La cita es a las 19 horas en un PH cerca de Parque Centenario; el anfitrión, un moscovita de 16 años llamado Platón, que se ha instalado hace casi un año en Buenos Aires con sus padres, sus cinco hermanos (una recién nacida) y dos perritos. A pesar de su juventud, el muchacho de barba tupida cuenta –en inglés, no habla aún castellano– que trabaja a distancia produciendo canciones para varios artistas rusos, especialmente de la escena hip-hop; Scriptonite y Morgenshtern, por caso. No dice mucho más porque su rol de moderador es exigente, organizando y musicalizando la partida de Mafia.

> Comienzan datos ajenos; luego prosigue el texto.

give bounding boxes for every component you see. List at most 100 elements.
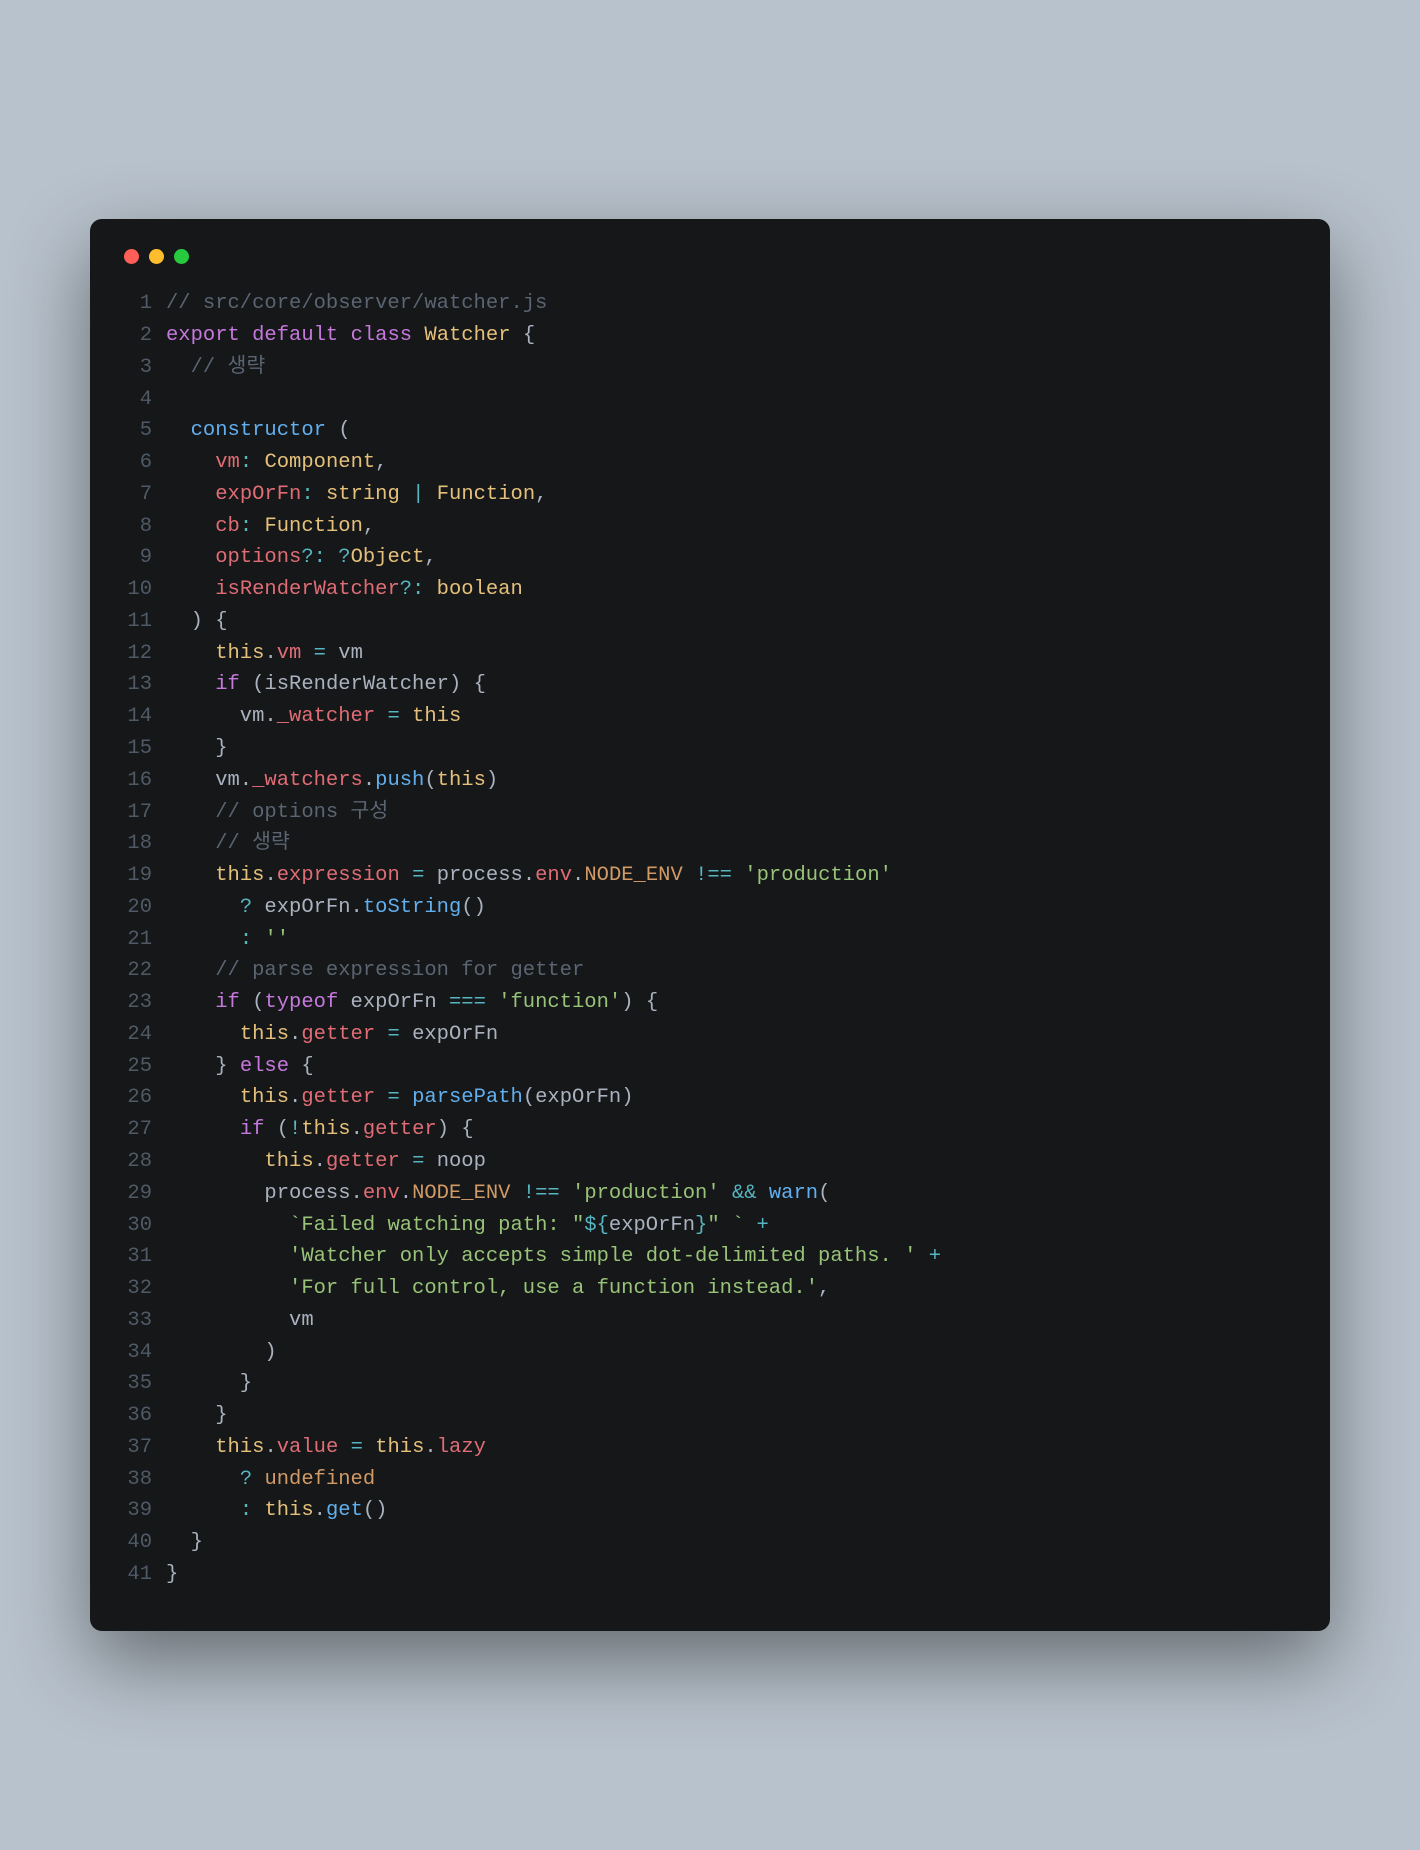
line-content[interactable]: expOrFn: string | Function, <box>166 479 1300 511</box>
line-content[interactable]: // options 구성 <box>166 797 1300 829</box>
line-content[interactable]: vm <box>166 1305 1300 1337</box>
line-content[interactable]: ) { <box>166 606 1300 638</box>
line-content[interactable]: } <box>166 733 1300 765</box>
line-content[interactable]: this.getter = noop <box>166 1146 1300 1178</box>
code-line[interactable]: 21 : '' <box>120 924 1300 956</box>
code-line[interactable]: 39 : this.get() <box>120 1495 1300 1527</box>
line-content[interactable]: // 생략 <box>166 828 1300 860</box>
code-line[interactable]: 22 // parse expression for getter <box>120 955 1300 987</box>
code-line[interactable]: 41} <box>120 1559 1300 1591</box>
line-number: 1 <box>120 288 166 320</box>
line-number: 27 <box>120 1114 166 1146</box>
line-content[interactable]: // 생략 <box>166 352 1300 384</box>
line-content[interactable]: } else { <box>166 1051 1300 1083</box>
line-content[interactable]: vm: Component, <box>166 447 1300 479</box>
code-line[interactable]: 11 ) { <box>120 606 1300 638</box>
code-line[interactable]: 27 if (!this.getter) { <box>120 1114 1300 1146</box>
line-number: 18 <box>120 828 166 860</box>
line-content[interactable]: } <box>166 1368 1300 1400</box>
minimize-icon[interactable] <box>149 249 164 264</box>
code-line[interactable]: 2export default class Watcher { <box>120 320 1300 352</box>
line-content[interactable]: options?: ?Object, <box>166 542 1300 574</box>
line-content[interactable]: this.getter = parsePath(expOrFn) <box>166 1082 1300 1114</box>
line-content[interactable]: constructor ( <box>166 415 1300 447</box>
line-number: 12 <box>120 638 166 670</box>
code-line[interactable]: 24 this.getter = expOrFn <box>120 1019 1300 1051</box>
line-content[interactable]: } <box>166 1559 1300 1591</box>
code-line[interactable]: 37 this.value = this.lazy <box>120 1432 1300 1464</box>
code-line[interactable]: 23 if (typeof expOrFn === 'function') { <box>120 987 1300 1019</box>
code-line[interactable]: 40 } <box>120 1527 1300 1559</box>
code-line[interactable]: 30 `Failed watching path: "${expOrFn}" `… <box>120 1210 1300 1242</box>
close-icon[interactable] <box>124 249 139 264</box>
line-content[interactable]: this.value = this.lazy <box>166 1432 1300 1464</box>
code-line[interactable]: 28 this.getter = noop <box>120 1146 1300 1178</box>
code-window: 1// src/core/observer/watcher.js2export … <box>90 219 1330 1630</box>
line-content[interactable]: if (typeof expOrFn === 'function') { <box>166 987 1300 1019</box>
line-content[interactable]: if (!this.getter) { <box>166 1114 1300 1146</box>
code-line[interactable]: 19 this.expression = process.env.NODE_EN… <box>120 860 1300 892</box>
code-line[interactable]: 38 ? undefined <box>120 1464 1300 1496</box>
code-line[interactable]: 9 options?: ?Object, <box>120 542 1300 574</box>
line-content[interactable]: `Failed watching path: "${expOrFn}" ` + <box>166 1210 1300 1242</box>
code-line[interactable]: 32 'For full control, use a function ins… <box>120 1273 1300 1305</box>
code-editor[interactable]: 1// src/core/observer/watcher.js2export … <box>120 288 1300 1590</box>
line-content[interactable]: isRenderWatcher?: boolean <box>166 574 1300 606</box>
line-content[interactable]: process.env.NODE_ENV !== 'production' &&… <box>166 1178 1300 1210</box>
line-number: 39 <box>120 1495 166 1527</box>
maximize-icon[interactable] <box>174 249 189 264</box>
code-line[interactable]: 35 } <box>120 1368 1300 1400</box>
code-line[interactable]: 14 vm._watcher = this <box>120 701 1300 733</box>
code-line[interactable]: 18 // 생략 <box>120 828 1300 860</box>
line-content[interactable]: ) <box>166 1337 1300 1369</box>
line-content[interactable]: cb: Function, <box>166 511 1300 543</box>
line-number: 36 <box>120 1400 166 1432</box>
code-line[interactable]: 34 ) <box>120 1337 1300 1369</box>
code-line[interactable]: 3 // 생략 <box>120 352 1300 384</box>
code-line[interactable]: 15 } <box>120 733 1300 765</box>
code-line[interactable]: 29 process.env.NODE_ENV !== 'production'… <box>120 1178 1300 1210</box>
code-line[interactable]: 36 } <box>120 1400 1300 1432</box>
code-line[interactable]: 25 } else { <box>120 1051 1300 1083</box>
line-content[interactable]: if (isRenderWatcher) { <box>166 669 1300 701</box>
line-number: 19 <box>120 860 166 892</box>
line-content[interactable]: this.expression = process.env.NODE_ENV !… <box>166 860 1300 892</box>
line-content[interactable]: 'For full control, use a function instea… <box>166 1273 1300 1305</box>
line-content[interactable]: // parse expression for getter <box>166 955 1300 987</box>
line-content[interactable]: } <box>166 1400 1300 1432</box>
line-number: 29 <box>120 1178 166 1210</box>
line-content[interactable]: } <box>166 1527 1300 1559</box>
line-content[interactable]: : this.get() <box>166 1495 1300 1527</box>
line-content[interactable]: : '' <box>166 924 1300 956</box>
code-line[interactable]: 7 expOrFn: string | Function, <box>120 479 1300 511</box>
code-line[interactable]: 16 vm._watchers.push(this) <box>120 765 1300 797</box>
code-line[interactable]: 10 isRenderWatcher?: boolean <box>120 574 1300 606</box>
code-line[interactable]: 13 if (isRenderWatcher) { <box>120 669 1300 701</box>
code-line[interactable]: 8 cb: Function, <box>120 511 1300 543</box>
line-content[interactable]: vm._watchers.push(this) <box>166 765 1300 797</box>
line-content[interactable]: this.vm = vm <box>166 638 1300 670</box>
code-line[interactable]: 5 constructor ( <box>120 415 1300 447</box>
line-number: 5 <box>120 415 166 447</box>
code-line[interactable]: 33 vm <box>120 1305 1300 1337</box>
line-number: 34 <box>120 1337 166 1369</box>
line-content[interactable]: this.getter = expOrFn <box>166 1019 1300 1051</box>
code-line[interactable]: 4 <box>120 384 1300 416</box>
line-content[interactable]: export default class Watcher { <box>166 320 1300 352</box>
line-number: 10 <box>120 574 166 606</box>
line-number: 4 <box>120 384 166 416</box>
line-content[interactable]: ? expOrFn.toString() <box>166 892 1300 924</box>
code-line[interactable]: 6 vm: Component, <box>120 447 1300 479</box>
line-content[interactable] <box>166 384 1300 416</box>
code-line[interactable]: 12 this.vm = vm <box>120 638 1300 670</box>
code-line[interactable]: 26 this.getter = parsePath(expOrFn) <box>120 1082 1300 1114</box>
line-content[interactable]: 'Watcher only accepts simple dot-delimit… <box>166 1241 1300 1273</box>
code-line[interactable]: 20 ? expOrFn.toString() <box>120 892 1300 924</box>
line-content[interactable]: vm._watcher = this <box>166 701 1300 733</box>
line-number: 15 <box>120 733 166 765</box>
code-line[interactable]: 1// src/core/observer/watcher.js <box>120 288 1300 320</box>
code-line[interactable]: 31 'Watcher only accepts simple dot-deli… <box>120 1241 1300 1273</box>
line-content[interactable]: ? undefined <box>166 1464 1300 1496</box>
code-line[interactable]: 17 // options 구성 <box>120 797 1300 829</box>
line-content[interactable]: // src/core/observer/watcher.js <box>166 288 1300 320</box>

Viktor, de 25, también conversa en una minúscula pausa: recuerda su ciudad de clima cálido, agradable, Rostov-on-Don; subraya que está en desacuerdo con las políticas de Putin y no quiere saber nada con la guerra; explica que es informático, que trabaja en forma remota para firmas extranjeras; que, como tampoco sabe español, se da maña con Google Traslate en el supermercado, la verdulería. Mientras fuma un cigarrillo esperando que termine el primer juego para sumarse al segundo, Eugenia, de 22, comenta que ella también se formó en ciencias de la computación y programación. Estudió en Minerva University, en los Estados Unidos, aunque su familia permanece en Siberia, donde ella pasó su niñez y adolescencia. “Amo Mafia”, recalca la colorida y pizpireta dama que quiere echar raíces en la Argentina: “Se me dan estupendamente las argumentaciones; el aspecto lógico es lo más divertido”, asegura.